Barclays rationalise son portefeuille d'activités en France dans la banque de particuliers et la banque commerciale. Selon une source proche, la succursale française du groupe britannique doit dévoiler la semaine prochaine en interne un projet d'arrêt de ses activités de crédit-bail, qu'elle exerce sous l'enseigne Barclays Bail. Petit acteur du marché, cette dernière emploie une vingtaine de salariés. Un retrait plutôt logique: la banque était déjà sortie il y a quelques années du métier de loueur de véhicules en cédant ses filiales de location longue durée à ABN Amro.

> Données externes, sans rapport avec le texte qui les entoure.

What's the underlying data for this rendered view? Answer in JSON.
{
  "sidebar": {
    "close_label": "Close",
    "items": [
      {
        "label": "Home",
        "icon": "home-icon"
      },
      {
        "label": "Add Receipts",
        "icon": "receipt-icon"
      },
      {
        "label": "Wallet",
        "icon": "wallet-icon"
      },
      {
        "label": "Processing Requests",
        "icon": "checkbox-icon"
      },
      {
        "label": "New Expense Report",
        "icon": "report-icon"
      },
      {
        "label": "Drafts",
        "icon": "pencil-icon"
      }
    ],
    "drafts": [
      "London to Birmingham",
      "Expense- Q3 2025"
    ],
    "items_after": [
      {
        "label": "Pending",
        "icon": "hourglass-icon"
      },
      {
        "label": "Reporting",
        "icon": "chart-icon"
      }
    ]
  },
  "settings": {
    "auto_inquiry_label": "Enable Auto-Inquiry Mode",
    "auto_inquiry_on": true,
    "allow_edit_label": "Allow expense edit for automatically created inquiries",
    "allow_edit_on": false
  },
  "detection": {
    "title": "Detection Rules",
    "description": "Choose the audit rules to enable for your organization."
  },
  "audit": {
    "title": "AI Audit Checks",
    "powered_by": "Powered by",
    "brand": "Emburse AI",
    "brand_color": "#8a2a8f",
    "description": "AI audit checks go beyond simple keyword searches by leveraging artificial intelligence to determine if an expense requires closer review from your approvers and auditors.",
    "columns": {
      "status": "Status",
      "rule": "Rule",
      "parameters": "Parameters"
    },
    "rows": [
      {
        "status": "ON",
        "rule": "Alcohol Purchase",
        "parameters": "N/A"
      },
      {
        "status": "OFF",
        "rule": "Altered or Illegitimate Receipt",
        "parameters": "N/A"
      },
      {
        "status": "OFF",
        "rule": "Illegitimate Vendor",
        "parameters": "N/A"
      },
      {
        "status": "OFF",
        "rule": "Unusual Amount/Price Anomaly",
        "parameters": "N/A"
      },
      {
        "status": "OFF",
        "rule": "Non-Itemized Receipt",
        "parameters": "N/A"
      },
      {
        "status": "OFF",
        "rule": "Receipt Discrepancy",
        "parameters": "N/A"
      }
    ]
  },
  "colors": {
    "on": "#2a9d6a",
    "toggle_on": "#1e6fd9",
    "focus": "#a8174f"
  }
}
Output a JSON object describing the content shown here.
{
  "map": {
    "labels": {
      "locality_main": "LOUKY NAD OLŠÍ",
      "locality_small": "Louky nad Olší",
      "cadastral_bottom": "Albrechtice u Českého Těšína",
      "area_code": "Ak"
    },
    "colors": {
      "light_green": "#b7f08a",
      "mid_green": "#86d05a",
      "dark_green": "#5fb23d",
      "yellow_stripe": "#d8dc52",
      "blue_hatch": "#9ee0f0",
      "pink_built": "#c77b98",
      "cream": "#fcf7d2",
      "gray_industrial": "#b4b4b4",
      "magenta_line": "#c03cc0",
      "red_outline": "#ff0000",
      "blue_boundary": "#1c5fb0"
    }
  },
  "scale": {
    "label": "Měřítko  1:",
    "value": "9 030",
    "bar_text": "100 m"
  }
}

Dans l'épargne salariale, Barclays a privilégié il y a quelques semaines la voie de la cession, selon plusieurs sources. La succursale a vendu ses activités au Crédit Mutuel-CIC. A fin 2009, Barclays pointait au 21e rang du secteur avec 213 millions d'euros d'actifs gérés à travers vingt et un fonds communs de placement d'entreprise, selon les statistiques de l'Association française de gestion financière. Un encours trop faible pour espérer peser dans un marché français de l'épargne salariale encore très morcelé mais dominé par les mastodontes Amundi et Natixis AM. Les acteurs modestes se dirigent donc vers la sortie, à l'image de la Banque Palatine, qui a cédé cette semaine sa filiale spécialisée Gérer S2E à AG2R La Mondiale.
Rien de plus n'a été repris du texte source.